Abu Ghraib prison

American human rights: The Abu Ghraib prison

The United States launched a military attack on Iraq and Afghanistan under the slogan of "countering terrorism." However, since the arrival of American troops in Iraq, not only has terrorism not stopped, but problems in terms of human rights and security have arisen for Iraq. One of these cases is the Abu Ghraib prison. The following article, published in Khamenei.ir, examines the issue of human rights in the case of the Abu Ghraib prison.

When the images of all kinds of torture, perpetrated by American forces, were published for the first time, public opinion in the world seriously condemned those human rights violations: images of naked female and male prisoners hanging from the roof who had been forced by to rape one another for the American soldiers’ pleasure. These are unbelievable images that exist in abundance on the Internet which cannot be watched longer than a few seconds because they are so horrible and indecent.

Located 32 kilometers away from western Baghdad, the Abu Ghraib prison has been and will be one of the most infamous prisons in the world. It achieved international infamy because of tortures, in particular against Shia prisoners, perpetrated by Saddam Hussein and his Ba’athist regime. After the US’s military invasion on Iraq in 2004, the prison was seized by American forces and it turned into a place for torturing and abusing Iraqi prisoners. First, the Americans repaired and renovated the prison and after that, they created a scenario by portraying clean cells for prisoners in an attempt to showcase their attention to prisoners’ rights. However, afterwards, they created human disasters in that prison which are clear manifestations of human rights violations and a symbol of American savagery.

When Seymour Hersh, an experienced and well-known American journalist released a confidential video about the Americans’ human rights violations in Abu Ghraib Prison[i], the US Department of Defense worked hard to play down the images portrayed in the said video. However, it did not take long for the independent society of journalists in the US to confirm the authenticity of the images portrayed and they lifted the veil that had been drawn over the crimes committed by American transgressors against Iraqi prisoners in the Abu Ghraib Prison.

In his speech delivered to the people present in the civil rights syndicate on the occasion of the annual torture report presented to the US Senate, Hersh stated that the Americans had done their best to prevent the film from being released. However, it was impossible and the global community would know about it sooner or later. According to Hersh, at Abu Ghraib the female prisoners did write letters to their families and their husbands, but they would ask for something unexpected in those letters. They would beg their husbands to go and kill them[ii] for what had happened to them. In the Abu Ghraib Prison, women were forced to witness their sons being raped by American soldiers and most deplorably, they would be raped by their sons as forced by American torturers[iii].

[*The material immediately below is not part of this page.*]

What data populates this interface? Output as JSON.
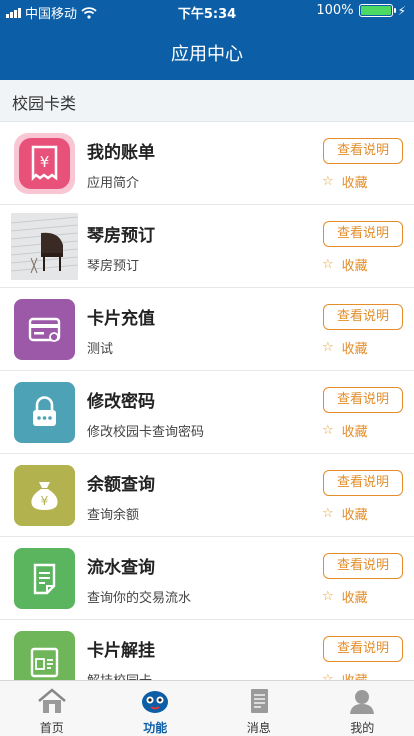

Those crimes were committed while many of the women held captive in Abu Ghraib Prison had not committed any crime. A large number of them were detained there as a bait to force their husbands, brothers and fathers to confess. Once, Lynndie England – whose photo was published in the media showing her dragging an Iraqi prisoner on the ground with a piece of rope – said to Colorado TV that they had been ordered in Abu Ghraib to create a hellish situation for prisoners by means of torture so that they would confess[iv].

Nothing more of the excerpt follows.